Cruises are hurting now, and will offer great deals to have you rebook for a later date

Tours

This one is tricker. Often pre-booked tours are hard to get refunds. If the tour is cancelled, then you will get your full refund. But if it continues, it’s often difficult to get your money returned. Also, remember these are often run by small businesses where tourism is their livelihood. Asking for your full refund could end up crushing their business. Consider asking to reschedule, or if not, a credit that you could potentially gift to someone else that will visit that area.

Small tours are harder to recover costs, as they are usually completely dependent on tourism, and smaller businesses with thinner margins

Tickets to Performances

Here these tickets are generally non-refundable. If the performance is rescheduled, you can either use it or sell it on a resell site. If the performance is cancelled, they will usually credit back the original buyer. If you bought it through a third party, you will have to approach them for the refund. And for anything not canceled, you can try to resell it to recoup some of the losses.

Tickets that can’t be used might be able to be resold

Travel Insurance

I’ve saved the topic of travel insurance for last. This one is trickier. Travel insurance is a great idea when traveling and you want to be covered should an emergency occur. But, unless you buy the more expensive “Cancel for any reason” insurance, it will not cover you canceling the trip because of coronavirus. In fact, now that it’s been considered a pandemic, generally travel insurance will not cover cancellations. Alliance Travel is making some exceptions for those who get sick with COVID-19 before or during their trip, but it is under very specific instances. Make sure to understand your policy to see if you are covered. In general since most big ticket expense (flights, hotels, etc) are being lenient on their policies, I would recommend going through them to secure refunds before going through travel insurance. Once you have exhausted this options, file a claim for the rest of the expenses, and see what you can get from your travel insurance policy.

Travel insurance is great for lost luggage, trip cancellation, but not great in a situation like this, which is a world wide pandemic

We are living in unsettling times and everyone is adjusting as best they can. Understanding will take you a long way. If you decide to make changes, please remember that you are doing this for your family, and for those that are choosing to keep traveling please take precautions. Use disinfecting wipes, wear a mask if you are sick (but leave them if you are not sick. It will not protect you). And remember to keep yourself away from those who are vulnerable. The last thing you want is to infect someone else.

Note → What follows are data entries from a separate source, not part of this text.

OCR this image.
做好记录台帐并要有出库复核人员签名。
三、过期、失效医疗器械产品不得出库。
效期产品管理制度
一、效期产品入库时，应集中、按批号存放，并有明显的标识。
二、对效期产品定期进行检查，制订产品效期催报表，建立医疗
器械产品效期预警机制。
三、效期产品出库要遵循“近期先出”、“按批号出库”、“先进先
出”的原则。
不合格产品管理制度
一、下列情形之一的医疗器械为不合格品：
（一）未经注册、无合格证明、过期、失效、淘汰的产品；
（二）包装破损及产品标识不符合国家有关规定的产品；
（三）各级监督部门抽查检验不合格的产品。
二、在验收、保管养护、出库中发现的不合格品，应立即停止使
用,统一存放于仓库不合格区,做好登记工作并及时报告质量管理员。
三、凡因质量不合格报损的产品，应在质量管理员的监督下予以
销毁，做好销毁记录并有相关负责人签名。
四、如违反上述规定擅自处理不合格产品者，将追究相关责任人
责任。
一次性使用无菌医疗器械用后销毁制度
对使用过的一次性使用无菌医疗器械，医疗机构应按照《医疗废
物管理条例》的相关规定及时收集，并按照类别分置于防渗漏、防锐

As for my family, we have a difficult decision to make. We have a trip planned to Washington DC and then to Richmond, VA for a wedding. We have already decided that we will cancel the Washington DC portion as it appears the Smithsonian will be closed. Thankfully, we didn’t book any tour tickets or the rental car, and our hotel cancelation was easy. However, we have yet to decide about the wedding, but so far it’s not looking good. I hate to cancel, but I also hate to be the cause of someone else getting sick. I’ll likely give it a few more days before finalizing our decision. We have other trips planned later in the year, so if we cancel, we will use the credit to fly to New Jersey in the summer.

It’s never easy to give up on the idea of a trip after spending so much time and energy planning. And it’s especially hard when you might be facing a significant financial loss. But know that this too shall pass, and hopefully you will be able to take that trip in the future. Until then, enjoy the home life and time bonding as a family.